The only livelihood Frederick had left was the cheap restaurant that he had been allowed to open in part of the Maxim building. Running a restaurant of any kind at this time in Moscow required connections or ingenuity because normal wholesale distribution was in complete disarray. The city was near famine, with rationing of basic foodstuffs and soaring prices on the black market. This is when small-scale entrepreneurs who came to be known as “sackers” (“meshochniki”) emerged to partially fill the gap. Crowds of peasants started coming into the city from outlying villages with sacks of locally produced food—flour, baked bread, butter, cereals, eggs—which they bartered for manufactured goods that could still be found in the city’s black market, such as head scarves, calico, thread, sugar, soap, and matches. Hungry city dwellers made the same trip in reverse. Bolshevik guards saw the trade as a form of illicit speculation and tried to stop it, but the need in the city was great and the price discrepancies between the city and the countryside were large, making the risks both necessary and profitable. Inevitably, train stations in Moscow became one of the main meeting places for buyers and sellers. This is where Frederick was able to get the provisions he needed for his restaurant and how he was also able to plot his escape from the city.

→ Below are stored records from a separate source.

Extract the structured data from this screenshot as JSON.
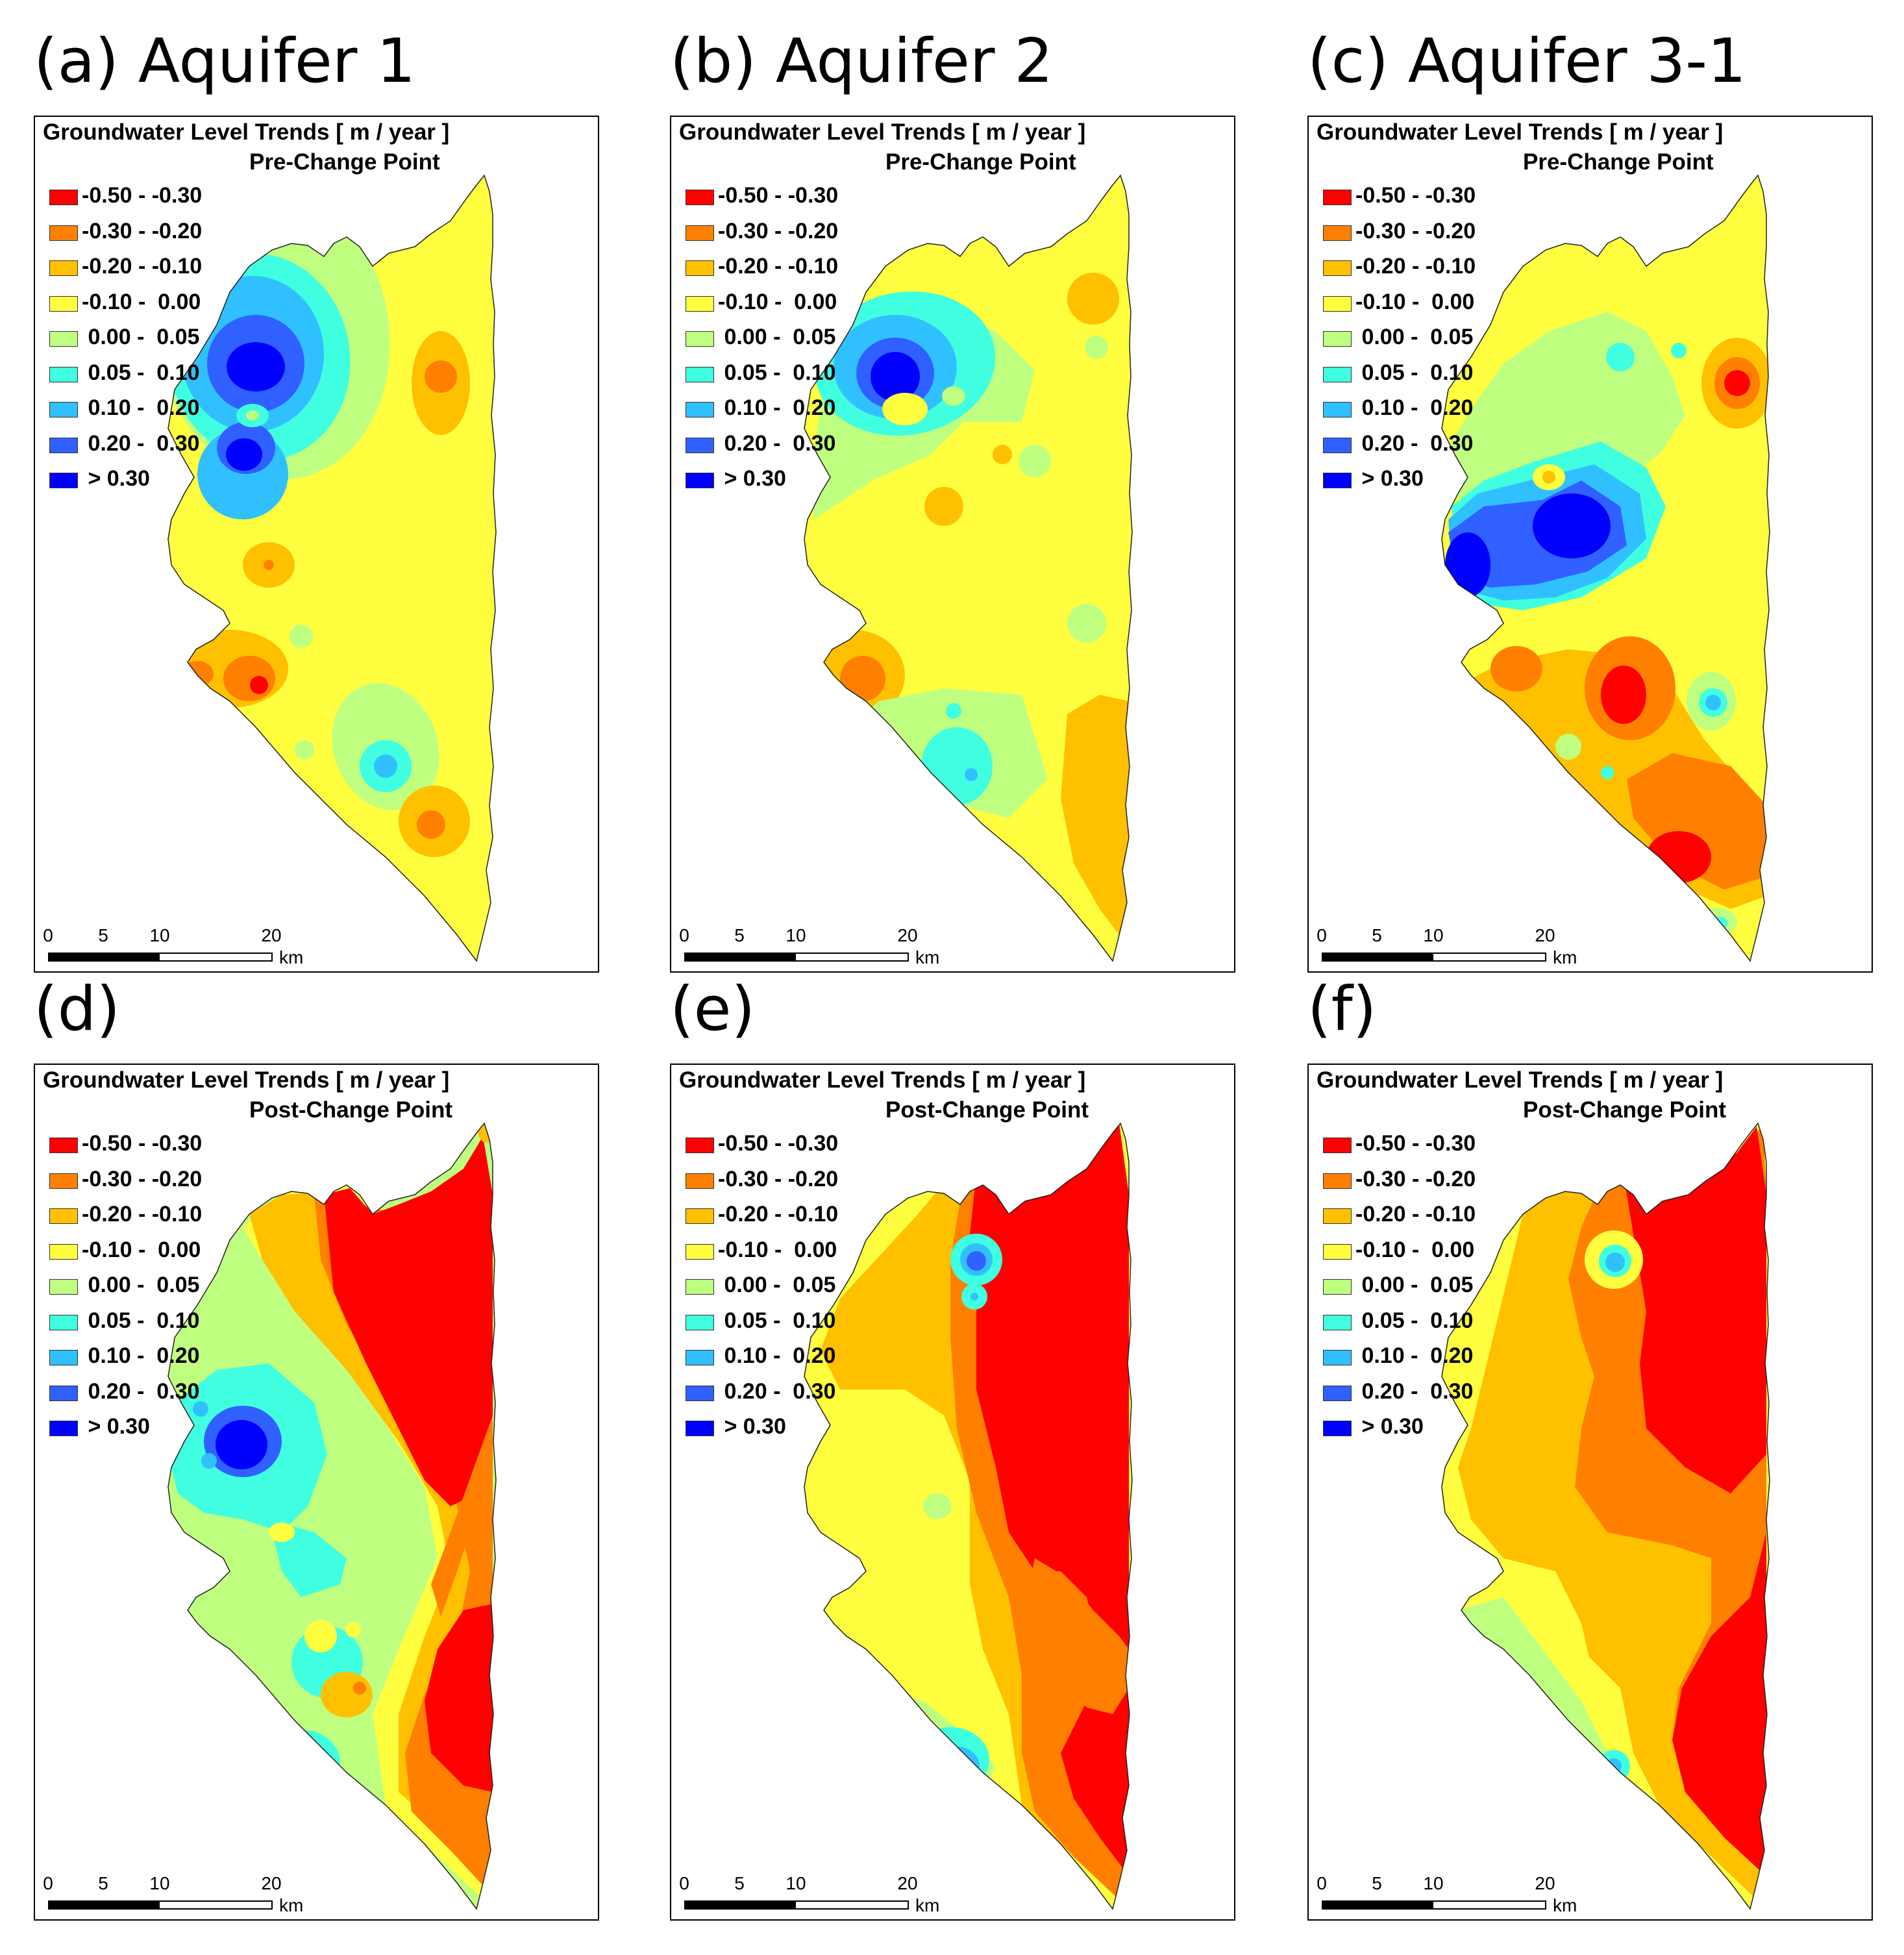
{
  "legend": {
    "title": "Groundwater Level Trends [ m / year ]",
    "classes": [
      {
        "label": "-0.50 - -0.30",
        "color": "#ff0000"
      },
      {
        "label": "-0.30 - -0.20",
        "color": "#ff7f00"
      },
      {
        "label": "-0.20 - -0.10",
        "color": "#ffc000"
      },
      {
        "label": "-0.10 -  0.00",
        "color": "#ffff40"
      },
      {
        "label": " 0.00 -  0.05",
        "color": "#bfff80"
      },
      {
        "label": " 0.05 -  0.10",
        "color": "#40ffe0"
      },
      {
        "label": " 0.10 -  0.20",
        "color": "#30c0ff"
      },
      {
        "label": " 0.20 -  0.30",
        "color": "#3060ff"
      },
      {
        "label": " > 0.30",
        "color": "#0000ff"
      }
    ]
  },
  "scalebar": {
    "ticks": [
      "0",
      "5",
      "10",
      "20"
    ],
    "unit": "km"
  },
  "panels": [
    {
      "label": "(a) Aquifer 1",
      "period": "Pre-Change Point",
      "scheme": "a"
    },
    {
      "label": "(b) Aquifer 2",
      "period": "Pre-Change Point",
      "scheme": "b"
    },
    {
      "label": "(c) Aquifer 3-1",
      "period": "Pre-Change Point",
      "scheme": "c"
    },
    {
      "label": "(d)",
      "period": "Post-Change Point",
      "scheme": "d"
    },
    {
      "label": "(e)",
      "period": "Post-Change Point",
      "scheme": "e"
    },
    {
      "label": "(f)",
      "period": "Post-Change Point",
      "scheme": "f"
    }
  ]
}
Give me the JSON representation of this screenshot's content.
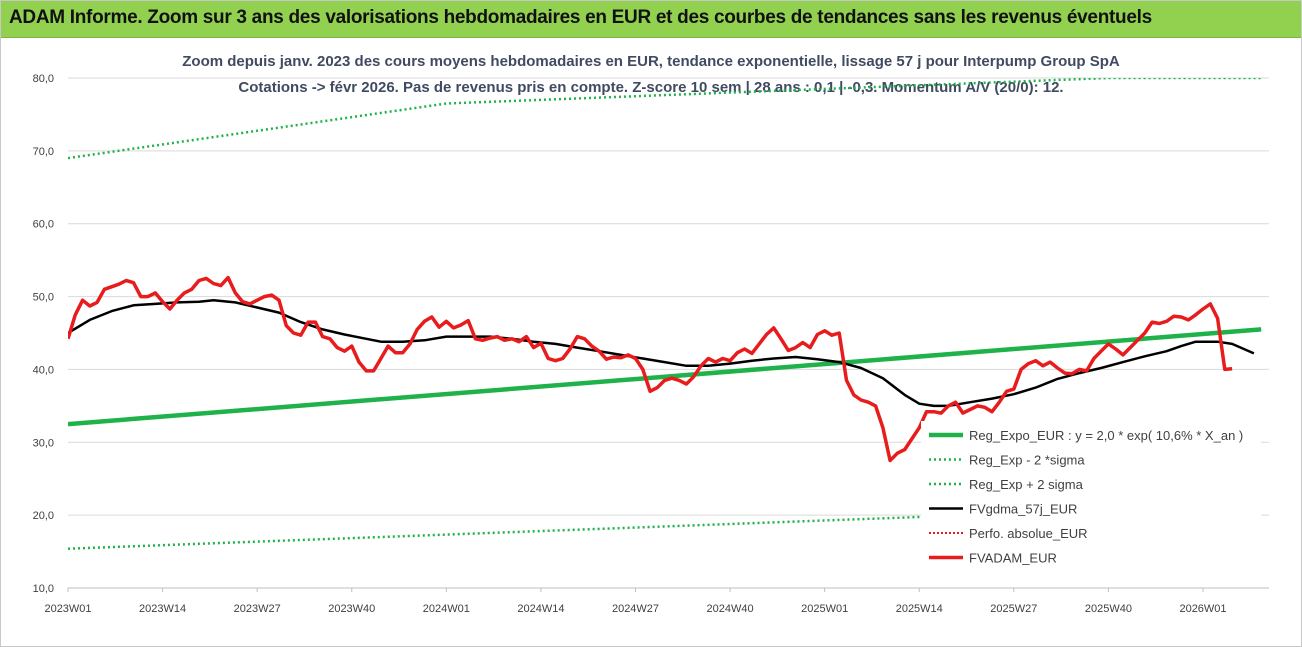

Frederick fled from Moscow in August 1918, when he learned that he was slated for arrest by the Cheka and that his life was in danger. Some years later, he told the story to a tourist from Texas, who was so impressed that he wrote it up for a newspaper after he got home. He summarized how Frederick’s work at his restaurant

permitted him to go to the station daily as a porter. This he did regularly for about six months and thus disarmed suspicion until, by the aid of a friend traveling under a permit, he was able to conceal himself in a train compartment and escape to one of his villas, outside of the reach of the new Government.

Thomas’s trip would have been more dangerous than Elvira’s because he was traveling illegally. He could be arrested on the spot by any Bolshevik soldier, official, or member of the Cheka who might want to check his papers, although even without official permission to leave, Frederick could buy any document he needed if he had the cash; in 1918, the going rate for a passport from a police station in Moscow was around 1,200 rubles. After one got onto a train, it was a matter of luck what sort of trip it would be. Frederick was taken in by a friend who may have had his own compartment; this implies that the friend had influence or connections—travelers with neither had to manage as best they could. What happened during the journey south also depended on one’s luck. Some trains made it from Moscow to the border of German-occupied Ukraine in only a couple of days, even though there were long stops at intermediate stations. However, other trains heading south were blocked at remote road crossings by bands of armed men who were either Bolsheviks or criminal gangs—it was frequently hard to tell which—and who would open fire on the cars to chase everyone out; they would then loot the passengers’ belongings before letting them back on. Conditions on the trains themselves were miserable: they were not only overcrowded but dilapidated and unsanitary; windows were broken; theft was rampant; food and water were hard to get; and stops at stations, which were usually pillaged, failed to provide relief. Young women traveling alone were especially at risk.